In this dataset, Auris Health, Inc., IX Innovation LLC, and Mako Surgical Corp. each hold 5 patent records — the highest count among retrieved records. KindHeart, Inc. holds 4 records. Cilag GmbH International, Intuitive Surgical Operations, and Verb Surgical Inc. each hold 3 records. These counts reflect retrieved records only and do not represent total industry output.
The transparency-stability trade-off refers to the tension between full fidelity force transmission and system stability across a time-delayed network. Full fidelity transmission across a network delay introduces oscillatory instability, while aggressive stability filtering strips out clinically useful tissue-interaction information. Model-augmented rendering and ML-visual-haptic synthesis are the two approaches in this dataset that attempt to bypass this trade-off by eliminating dependence on round-trip sensor data.
IX Innovation LLC’s 5 US patent records (2023–2025) describe a system where a navigational confidence score — derived from comparison of pre-operative and intra-operative images — drives the timing, location, type, and amplitude of haptic response delivered to the surgeon interface. The family covers real-time adjustment of haptic feedback in surgical robots and represents a tightly clustered US IP position in navigation-linked haptic adjustment.
Literature within this dataset documents that without haptic feedback, median maximum applied intracorporeal forces reach 6.43 N, compared to 3.57 N with haptic feedback, in standardized robotic circle-drawing tasks using a novel surgical robotic system. This represents a direct reduction in tissue loading attributed to the presence of force feedback.

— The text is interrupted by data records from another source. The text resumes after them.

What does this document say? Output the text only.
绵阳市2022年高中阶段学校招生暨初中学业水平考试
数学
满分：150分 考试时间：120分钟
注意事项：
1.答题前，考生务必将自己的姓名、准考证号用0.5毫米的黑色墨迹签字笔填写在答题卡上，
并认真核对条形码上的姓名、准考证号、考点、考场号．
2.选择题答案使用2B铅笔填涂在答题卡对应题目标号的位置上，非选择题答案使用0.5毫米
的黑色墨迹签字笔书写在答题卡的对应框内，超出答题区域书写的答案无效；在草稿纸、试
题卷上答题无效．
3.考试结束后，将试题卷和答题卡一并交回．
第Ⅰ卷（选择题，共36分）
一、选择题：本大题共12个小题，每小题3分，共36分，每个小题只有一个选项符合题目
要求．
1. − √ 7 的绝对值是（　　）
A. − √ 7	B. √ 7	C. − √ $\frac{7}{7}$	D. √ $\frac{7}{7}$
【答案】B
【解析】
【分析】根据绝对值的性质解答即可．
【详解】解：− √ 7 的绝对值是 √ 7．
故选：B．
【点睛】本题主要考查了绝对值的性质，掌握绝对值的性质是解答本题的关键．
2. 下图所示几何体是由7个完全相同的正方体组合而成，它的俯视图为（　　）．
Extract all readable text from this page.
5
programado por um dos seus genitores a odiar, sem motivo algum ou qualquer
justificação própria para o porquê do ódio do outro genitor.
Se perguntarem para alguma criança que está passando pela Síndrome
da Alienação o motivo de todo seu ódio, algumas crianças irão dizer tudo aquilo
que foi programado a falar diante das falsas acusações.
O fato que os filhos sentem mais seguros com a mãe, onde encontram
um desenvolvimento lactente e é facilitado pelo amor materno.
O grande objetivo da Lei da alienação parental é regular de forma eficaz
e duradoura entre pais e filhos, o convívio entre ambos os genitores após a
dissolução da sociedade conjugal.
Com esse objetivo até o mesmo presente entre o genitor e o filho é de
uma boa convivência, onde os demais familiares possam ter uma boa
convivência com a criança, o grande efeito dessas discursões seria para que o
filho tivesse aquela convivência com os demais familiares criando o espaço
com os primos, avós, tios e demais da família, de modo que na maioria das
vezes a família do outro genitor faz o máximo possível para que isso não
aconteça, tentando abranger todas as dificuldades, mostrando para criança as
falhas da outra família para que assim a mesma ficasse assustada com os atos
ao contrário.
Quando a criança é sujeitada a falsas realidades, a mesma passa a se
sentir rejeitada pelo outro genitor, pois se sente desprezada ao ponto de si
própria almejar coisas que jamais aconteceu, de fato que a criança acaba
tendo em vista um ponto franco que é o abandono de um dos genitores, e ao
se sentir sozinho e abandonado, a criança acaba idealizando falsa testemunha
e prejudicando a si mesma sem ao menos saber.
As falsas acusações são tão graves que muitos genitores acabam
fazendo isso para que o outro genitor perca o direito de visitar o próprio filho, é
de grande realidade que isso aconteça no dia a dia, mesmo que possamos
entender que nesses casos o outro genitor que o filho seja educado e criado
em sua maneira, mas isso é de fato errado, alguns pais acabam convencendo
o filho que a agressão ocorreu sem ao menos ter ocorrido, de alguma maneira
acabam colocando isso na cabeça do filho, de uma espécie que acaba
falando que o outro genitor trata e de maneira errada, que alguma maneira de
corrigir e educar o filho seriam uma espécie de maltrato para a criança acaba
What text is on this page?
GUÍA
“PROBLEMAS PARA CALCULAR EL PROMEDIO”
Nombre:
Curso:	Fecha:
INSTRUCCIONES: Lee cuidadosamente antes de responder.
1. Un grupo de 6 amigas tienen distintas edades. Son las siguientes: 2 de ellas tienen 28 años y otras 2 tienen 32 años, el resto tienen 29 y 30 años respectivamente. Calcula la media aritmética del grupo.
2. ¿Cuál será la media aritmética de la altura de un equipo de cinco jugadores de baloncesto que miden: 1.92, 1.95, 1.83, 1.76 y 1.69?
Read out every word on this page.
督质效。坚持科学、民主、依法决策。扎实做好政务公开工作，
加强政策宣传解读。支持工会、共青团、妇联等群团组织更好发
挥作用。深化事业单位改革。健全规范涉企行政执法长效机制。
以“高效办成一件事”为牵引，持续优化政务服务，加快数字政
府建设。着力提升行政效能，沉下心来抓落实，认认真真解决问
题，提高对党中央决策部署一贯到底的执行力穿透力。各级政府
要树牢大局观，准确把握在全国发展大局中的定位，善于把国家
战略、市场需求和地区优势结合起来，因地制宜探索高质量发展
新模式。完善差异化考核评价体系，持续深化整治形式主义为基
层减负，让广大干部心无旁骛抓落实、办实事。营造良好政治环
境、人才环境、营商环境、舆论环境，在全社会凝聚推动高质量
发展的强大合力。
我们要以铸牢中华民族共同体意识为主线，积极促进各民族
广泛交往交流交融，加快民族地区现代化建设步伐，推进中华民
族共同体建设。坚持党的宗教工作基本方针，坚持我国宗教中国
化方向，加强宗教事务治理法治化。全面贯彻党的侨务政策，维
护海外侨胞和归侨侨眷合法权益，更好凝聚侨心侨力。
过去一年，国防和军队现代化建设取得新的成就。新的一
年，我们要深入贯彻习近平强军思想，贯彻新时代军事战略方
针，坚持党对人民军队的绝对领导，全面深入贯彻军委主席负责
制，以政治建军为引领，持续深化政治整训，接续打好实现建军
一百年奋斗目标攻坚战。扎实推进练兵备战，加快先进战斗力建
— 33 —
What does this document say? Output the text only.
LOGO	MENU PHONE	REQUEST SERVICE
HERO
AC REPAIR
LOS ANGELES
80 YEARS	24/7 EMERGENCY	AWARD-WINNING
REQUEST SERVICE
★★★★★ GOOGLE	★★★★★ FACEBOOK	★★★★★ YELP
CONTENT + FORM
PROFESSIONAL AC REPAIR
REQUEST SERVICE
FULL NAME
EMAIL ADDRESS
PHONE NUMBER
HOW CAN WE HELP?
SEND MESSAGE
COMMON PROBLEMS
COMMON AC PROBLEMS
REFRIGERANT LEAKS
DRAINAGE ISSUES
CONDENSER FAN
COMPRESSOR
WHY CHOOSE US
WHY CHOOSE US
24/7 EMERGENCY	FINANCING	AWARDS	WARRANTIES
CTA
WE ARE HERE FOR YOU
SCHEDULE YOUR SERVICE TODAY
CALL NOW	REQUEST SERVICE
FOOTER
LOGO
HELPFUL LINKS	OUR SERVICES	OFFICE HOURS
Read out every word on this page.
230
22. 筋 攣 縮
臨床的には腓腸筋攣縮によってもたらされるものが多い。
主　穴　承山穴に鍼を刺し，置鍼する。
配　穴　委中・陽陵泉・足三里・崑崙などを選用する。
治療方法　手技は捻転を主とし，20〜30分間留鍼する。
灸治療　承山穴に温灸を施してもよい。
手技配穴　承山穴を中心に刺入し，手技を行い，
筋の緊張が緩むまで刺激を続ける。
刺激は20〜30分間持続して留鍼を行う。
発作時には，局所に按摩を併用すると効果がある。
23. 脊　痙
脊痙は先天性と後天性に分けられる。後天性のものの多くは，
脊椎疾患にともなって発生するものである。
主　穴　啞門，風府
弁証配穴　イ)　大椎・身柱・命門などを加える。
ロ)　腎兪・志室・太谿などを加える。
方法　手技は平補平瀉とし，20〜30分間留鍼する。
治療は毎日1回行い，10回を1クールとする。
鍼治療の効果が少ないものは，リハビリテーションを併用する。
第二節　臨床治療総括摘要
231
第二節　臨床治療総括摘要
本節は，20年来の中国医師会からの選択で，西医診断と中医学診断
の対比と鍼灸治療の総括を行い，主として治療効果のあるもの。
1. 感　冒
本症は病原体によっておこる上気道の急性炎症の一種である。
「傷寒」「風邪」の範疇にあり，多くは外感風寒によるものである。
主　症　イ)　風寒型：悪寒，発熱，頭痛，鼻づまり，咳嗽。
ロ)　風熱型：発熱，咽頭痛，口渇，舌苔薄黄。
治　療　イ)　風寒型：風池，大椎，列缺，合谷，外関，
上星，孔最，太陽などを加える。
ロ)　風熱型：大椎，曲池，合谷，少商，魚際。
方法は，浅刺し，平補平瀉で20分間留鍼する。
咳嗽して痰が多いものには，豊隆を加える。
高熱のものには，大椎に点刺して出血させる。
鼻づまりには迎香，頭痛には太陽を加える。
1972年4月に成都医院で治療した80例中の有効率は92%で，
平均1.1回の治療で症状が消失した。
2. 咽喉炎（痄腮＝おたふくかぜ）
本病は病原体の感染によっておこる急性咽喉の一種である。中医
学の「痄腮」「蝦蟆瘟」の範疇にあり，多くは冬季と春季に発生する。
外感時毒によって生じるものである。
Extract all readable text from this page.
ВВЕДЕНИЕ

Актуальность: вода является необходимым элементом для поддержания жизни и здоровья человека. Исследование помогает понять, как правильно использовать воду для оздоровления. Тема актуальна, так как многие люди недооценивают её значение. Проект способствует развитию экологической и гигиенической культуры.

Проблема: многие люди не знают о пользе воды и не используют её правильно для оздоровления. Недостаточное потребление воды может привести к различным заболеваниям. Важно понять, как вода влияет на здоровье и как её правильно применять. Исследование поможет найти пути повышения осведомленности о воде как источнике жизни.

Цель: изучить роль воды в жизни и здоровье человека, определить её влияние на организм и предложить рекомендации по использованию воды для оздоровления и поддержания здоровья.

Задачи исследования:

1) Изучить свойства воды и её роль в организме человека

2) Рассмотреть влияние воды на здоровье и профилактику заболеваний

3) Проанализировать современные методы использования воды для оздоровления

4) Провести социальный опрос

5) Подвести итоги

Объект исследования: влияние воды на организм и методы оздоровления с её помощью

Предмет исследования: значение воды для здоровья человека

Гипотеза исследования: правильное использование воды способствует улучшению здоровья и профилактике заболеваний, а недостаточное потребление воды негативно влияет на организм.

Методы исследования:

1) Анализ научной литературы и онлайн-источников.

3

The 2025–2026 filings include: Meenakshi Academy’s IN 2025 system combining 5G/satellite/fiber redundant channels, AI latency prediction, blockchain audit, and thermal haptic modalities; Softacuity’s WO 2024 telesurgery portal addressing networked multi-channel communication; Hito Robotics’ IN 2026 miniaturized tendon-driven system integrating force, torque, IMU, proximity, pressure, temperature, and biochemical sensors; and Verb Surgical’s WO 2025 AI-generated simulation and decision-support teleoperation system.
Data and insights on this page are based on a limited patent and literature dataset and are for reference only. Figures may not represent the complete technology landscape.